The problem with reviewing an album like this is that the things a reviewer may usually look for in a successful album include elements of inventiveness and great leaps of ambition. While even mainstream pop music can borrow leftfield ideas and incorporate them into something universal, sixties-tinged jangly twee-pop's trademark characteristics are so very basic by their very definition (a crucial part of its initial appeal was its shambolic simplicity) that if it tried anything modern it wouldn't be sixties-tinged, jangly twee-pop anymore, thus alienating fans of sixties-tinged, jangly twee-pop.

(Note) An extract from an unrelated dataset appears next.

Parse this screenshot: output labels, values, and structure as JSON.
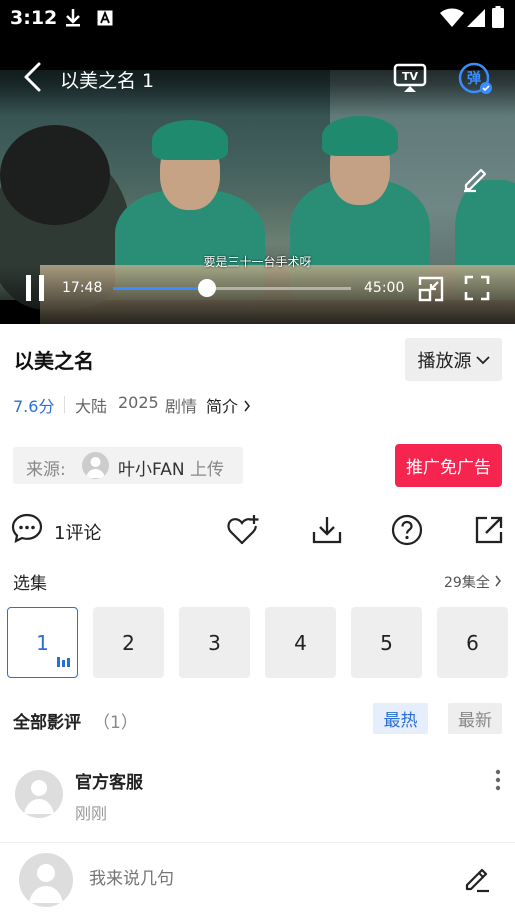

So a wealth of C86 cliches are here - well-worn chord sequences, doo-wop harmonies, massive feyness, melodies that are now so familiar they must now be in the public domain, major keys, 'Be My Baby' drum patterns, paint-by-numbers arrangements, forced (and now middle-aged) childlike innocence, and non-infectious contentment.

'Do You Want A Boyfriend?' and the soulful title-track highlight open the album in a typically timeless fashion, the former obviously very adolescent in it's subject matter, with tongues firmly in cheek, incorporating some saucy call-and-response vocals ('Does he have to please you? Gynaecologically'). The expanded line-up, while abandoning the electronic sheen that had been prominent on the earlier Tender Trap albums, allows for some colourful three-part harmonies, and Fletcher is still in possession of fitting honey-toned vocal chords.

The stripped-down Spectorisms of 'Capitol L' however, embody the failings of this work in microcosm - instantly memorable, but indistinguishable from a bottomless pit of musical landmarks that have preceded it. '2 to the N' is a rawer affair, Jesus and Mary Chain power chords driving a speedier change of tack, but like the majority of the album, is largely formulaic and unfullfilling, and too aligned to a now-ancient era. 'Stop and rewind/ Go back in time', instructs closer 'Suddenly'. If only she had ignored her own advice.

'Dansette Dansette' isn't a bad album by any stretch of the imagination, and music isn't even Fletcher's main line of work anymore. It's just that hearing this kind of music estranged from the DIY ideals that fuelled its ascent but with obviously better production values, throws the necessity of this record into question. The juxtaposition of glamourous, sunkissed pop melodies with humdrum lyricism and lo-fi aesthetics was once an exciting movement but 25 years of bastardised indie later, it seems as generic as ever.